Charles French (10 September 1842 - 21 May 1933) was an Australian horticulturist, naturalist, entomologist and plant/seed collector who made significant contributions to economic entomology. French was the first economic entomologist in Australia and served as Government Entomologist in Victoria from 1889.

==Early life==
French was born in Lewisham, Kent, England, the son of John French (died 1848) and Ellen, née Tucker. Ellen remarried and the young French moved to Melbourne with his family in 1852. For some years he worked as a gold digger in Bendigo. They settled in Cheltenham, a suburb of Melbourne.

==Career==
French became interested in natural history and was apprenticed to a nurseryman at James Scott's nursery, Hawthorn. French became a manager of Burgie's nursery in East Melbourne (South Yarra nurseries) where he later met Ferdinand von Mueller, director of the Royal Botanic Gardens, Melbourne. In 1865 Mueller appointed French as a plant propagator to the staff at the Gardens.

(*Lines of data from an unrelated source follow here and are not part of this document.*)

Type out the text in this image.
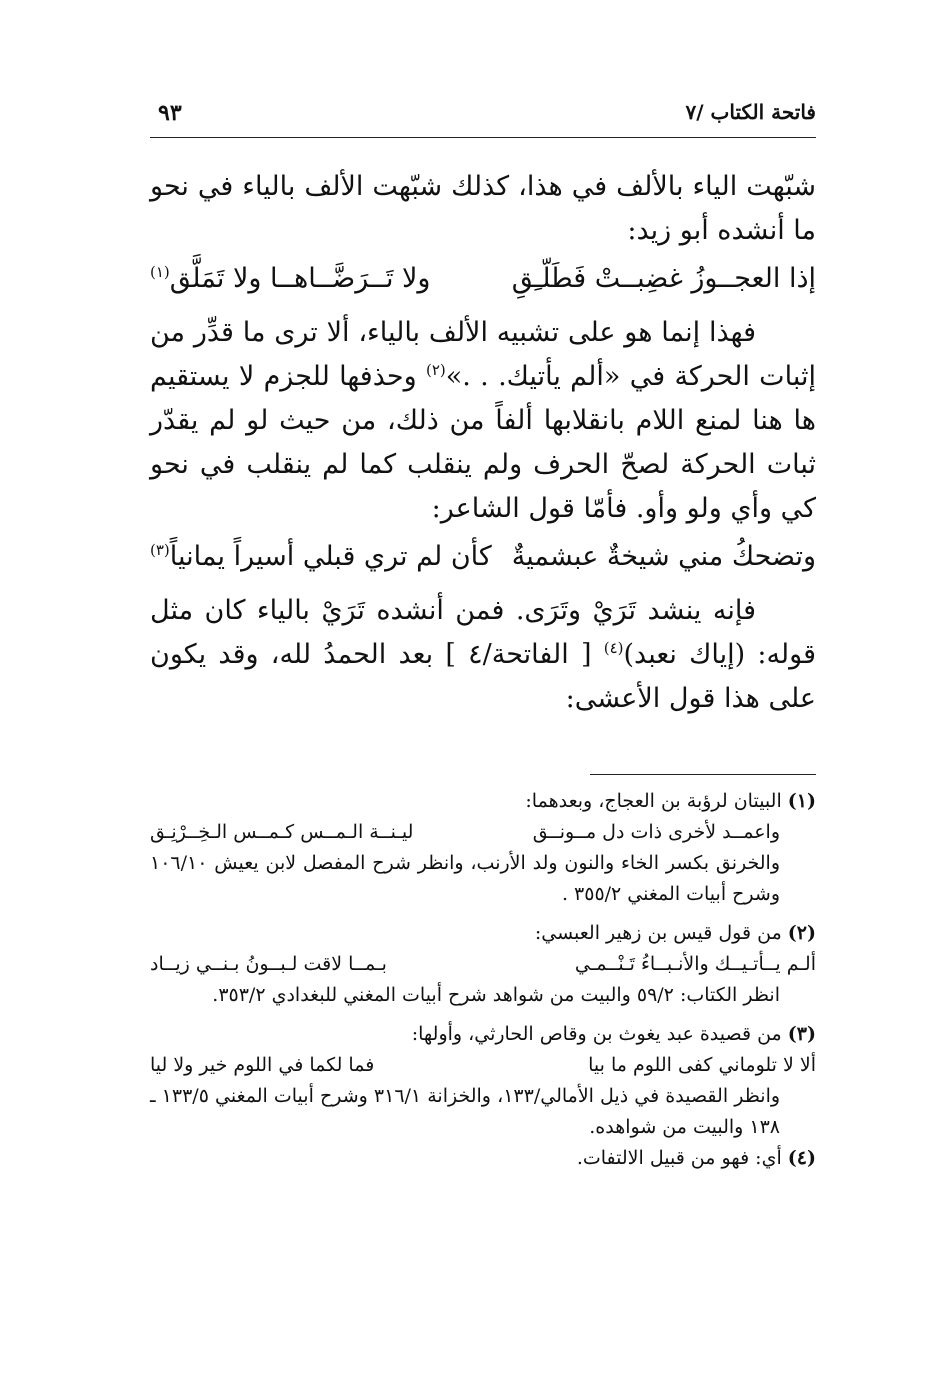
فاتحة الكتاب /٧
٩٣

شبّهت الياء بالألف في هذا، كذلك شبّهت الألف بالياء في نحو ما أنشده أبو زيد:

إذا العجــوزُ غضِبــتْ فَطَلّـِقِ
ولا تَــرَضَّــاهــا ولا تَمَلَّق$^{(١)}$

فهذا إنما هو على تشبيه الألف بالياء، ألا ترى ما قدِّر من إثبات الحركة في «ألم يأتيك. . .»$^{(٢)}$ وحذفها للجزم لا يستقيم ها هنا لمنع اللام بانقلابها ألفاً من ذلك، من حيث لو لم يقدّر ثبات الحركة لصحّ الحرف ولم ينقلب كما لم ينقلب في نحو كي وأي ولو وأو. فأمّا قول الشاعر:

وتضحكُ مني شيخةٌ عبشميةٌ
كأن لم تري قبلي أسيراً يمانياً$^{(٣)}$

فإنه ينشد تَرَيْ وتَرَى. فمن أنشده تَرَيْ بالياء كان مثل قوله: (إياك نعبد)$^{(٤)}$ [ الفاتحة/٤ ] بعد الحمدُ لله، وقد يكون على هذا قول الأعشى:

(١) البيتان لرؤبة بن العجاج، وبعدهما:

واعمــد لأخرى ذات دل مــونــق
ليـنــة الـمــس كـمــس الـخِــرْنِـق

والخرنق بكسر الخاء والنون ولد الأرنب، وانظر شرح المفصل لابن يعيش ١٠٦/١٠ وشرح أبيات المغني ٣٥٥/٢ .

(٢) من قول قيس بن زهير العبسي:

ألـم يــأتـيــك والأنـبــاءُ تَـنْــمـي
بـمــا لاقت لـبــونُ بـنــي زيــاد

انظر الكتاب: ٥٩/٢ والبيت من شواهد شرح أبيات المغني للبغدادي ٣٥٣/٢.

(٣) من قصيدة عبد يغوث بن وقاص الحارثي، وأولها:

ألا لا تلوماني كفى اللوم ما بيا
فما لكما في اللوم خير ولا ليا

وانظر القصيدة في ذيل الأمالي/١٣٣، والخزانة ٣١٦/١ وشرح أبيات المغني ١٣٣/٥ ـ ١٣٨ والبيت من شواهده.

(٤) أي: فهو من قبيل الالتفات.
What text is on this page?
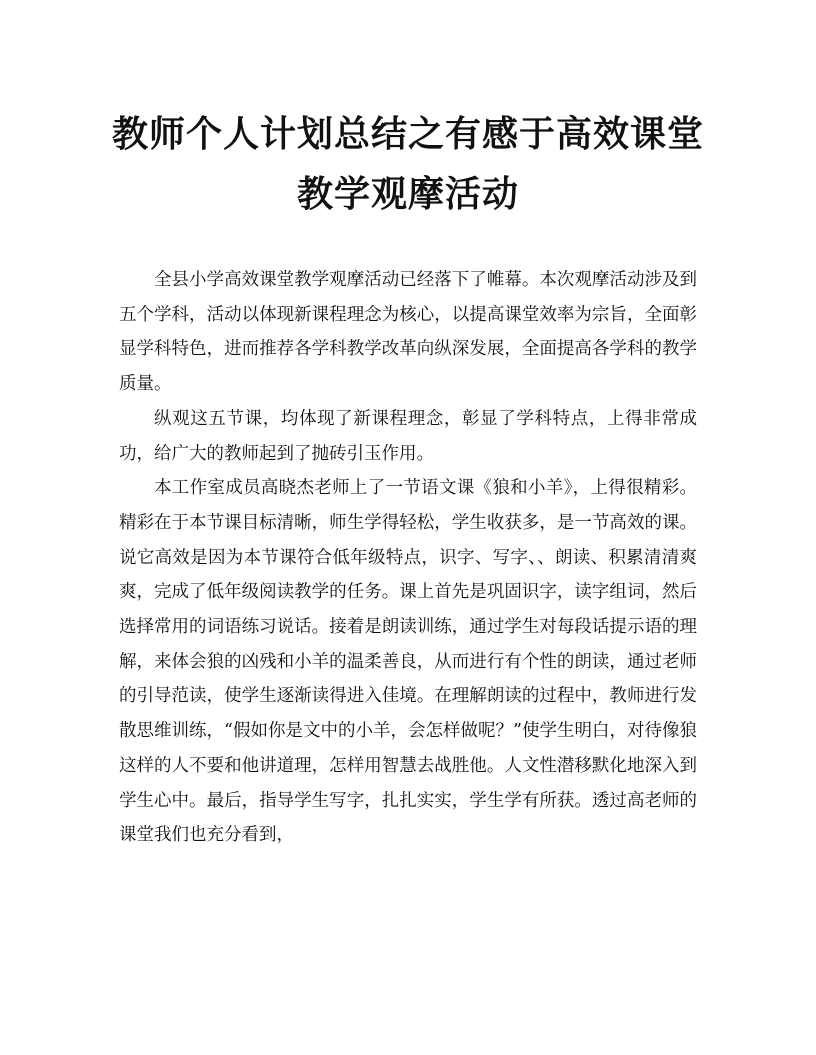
教师个人计划总结之有感于高效课堂
教学观摩活动

全县小学高效课堂教学观摩活动已经落下了帷幕。本次观摩活动涉及到五个学科，活动以体现新课程理念为核心，以提高课堂效率为宗旨，全面彰显学科特色，进而推荐各学科教学改革向纵深发展，全面提高各学科的教学质量。

纵观这五节课，均体现了新课程理念，彰显了学科特点，上得非常成功，给广大的教师起到了抛砖引玉作用。

本工作室成员高晓杰老师上了一节语文课《狼和小羊》，上得很精彩。精彩在于本节课目标清晰，师生学得轻松，学生收获多，是一节高效的课。说它高效是因为本节课符合低年级特点，识字、写字、、朗读、积累清清爽爽，完成了低年级阅读教学的任务。课上首先是巩固识字，读字组词，然后选择常用的词语练习说话。接着是朗读训练，通过学生对每段话提示语的理解，来体会狼的凶残和小羊的温柔善良，从而进行有个性的朗读，通过老师的引导范读，使学生逐渐读得进入佳境。在理解朗读的过程中，教师进行发散思维训练，“假如你是文中的小羊，会怎样做呢？”使学生明白，对待像狼这样的人不要和他讲道理，怎样用智慧去战胜他。人文性潜移默化地深入到学生心中。最后，指导学生写字，扎扎实实，学生学有所获。透过高老师的课堂我们也充分看到，
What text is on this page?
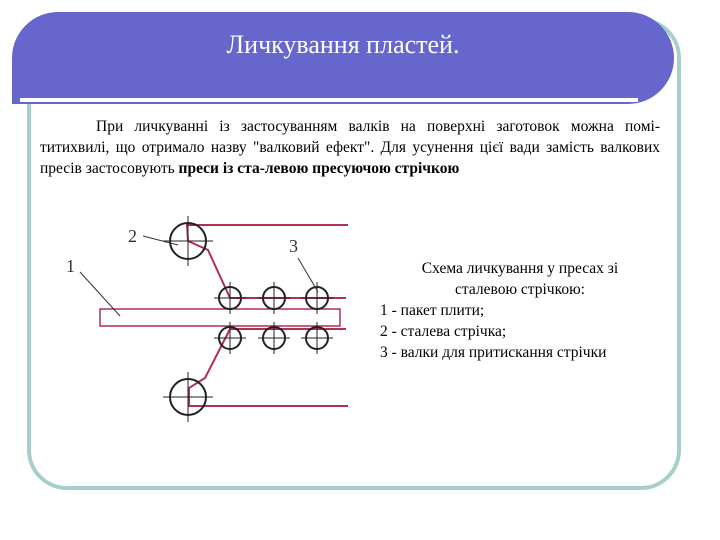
Личкування пластей.
При личкуванні із застосуванням валків на поверхні заготовок можна помі-титихвилі, що отримало назву "валковий ефект". Для усунення цієї вади замість валкових пресів застосовують преси із ста-левою пресуючою стрічкою
1
2	3
Схема личкування у пресах зі
сталевою стрічкою:
1 - пакет плити;
2 - сталева стрічка;
3 - валки для притискання стрічки
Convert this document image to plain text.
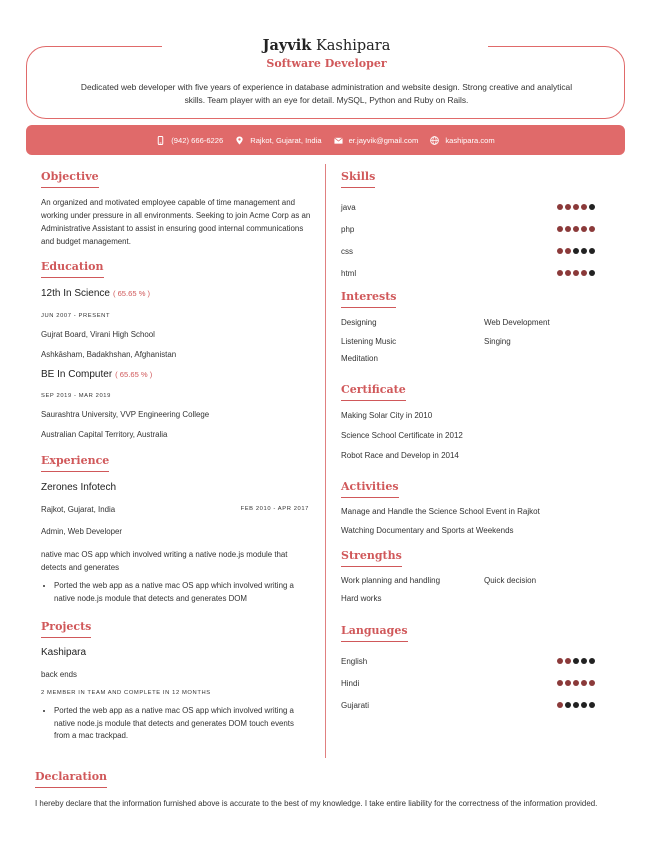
Jayvik Kashipara
Software Developer
Dedicated web developer with five years of experience in database administration and website design. Strong creative and analytical skills. Team player with an eye for detail. MySQL, Python and Ruby on Rails.
(942) 666-6226	Rajkot, Gujarat, India	er.jayvik@gmail.com	kashipara.com
Objective
An organized and motivated employee capable of time management and working under pressure in all environments. Seeking to join Acme Corp as an Administrative Assistant to assist in ensuring good internal communications and budget management.
Education
12th In Science ( 65.65 % )
JUN 2007 - PRESENT
Gujrat Board, Virani High School
Ashkāsham, Badakhshan, Afghanistan
BE In Computer ( 65.65 % )
SEP 2019 - MAR 2019
Saurashtra University, VVP Engineering College
Australian Capital Territory, Australia
Experience
Zerones Infotech
Rajkot, Gujarat, India	FEB 2010 - APR 2017
Admin, Web Developer
native mac OS app which involved writing a native node.js module that detects and generates
• Ported the web app as a native mac OS app which involved writing a native node.js module that detects and generates DOM
Projects
Kashipara
back ends
2 MEMBER IN TEAM AND COMPLETE IN 12 MONTHS
• Ported the web app as a native mac OS app which involved writing a native node.js module that detects and generates DOM touch events from a mac trackpad.
Skills
java
php
css
html
Interests
Designing	Web Development
Listening Music	Singing
Meditation
Certificate
Making Solar City in 2010
Science School Certificate in 2012
Robot Race and Develop in 2014
Activities
Manage and Handle the Science School Event in Rajkot
Watching Documentary and Sports at Weekends
Strengths
Work planning and handling	Quick decision
Hard works
Languages
English
Hindi
Gujarati
Declaration
I hereby declare that the information furnished above is accurate to the best of my knowledge. I take entire liability for the correctness of the information provided.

In 1873 William Guilfoyle was appointed curator of the Gardens and French was placed in charge of fern propagation in the nursery complex.

French had resumed his interest in insects in 1860. In 1874 he co-authored an article on timber-boring insects which appeared in the annual report of the Department of Agriculture. This is considered the first publication on economic entomology in Victoria. He suggested the use of nicotine (tobacco water) to control woolly aphids in planting material. Four further parts were published by 1911.

==Late life and legacy==
French died in Malvern, Melbourne, on 21 May 1933; he was survived by his third wife, a son and daughter from the first marriage and a daughter from his second marriage.

==Works==

- Handbook of the destructive insects of Victoria; Volumes I-V 1891–1911; (Volume VI, with text and coloured plates, was prepared but never published.)

== Other sources ==

- E. E. Pescott, The Victorian Naturalist, July 1933; The Cyclopedia of Victoria, 1903; The Argus, Melbourne, 23 May 1933.
- J. H. Willis, Botanical Pioneers in Victoria (Melbourne, 1949); R. T. M. Pescott, History of the Royal Botanic Gardens, Melbourne (manuscript, privately held).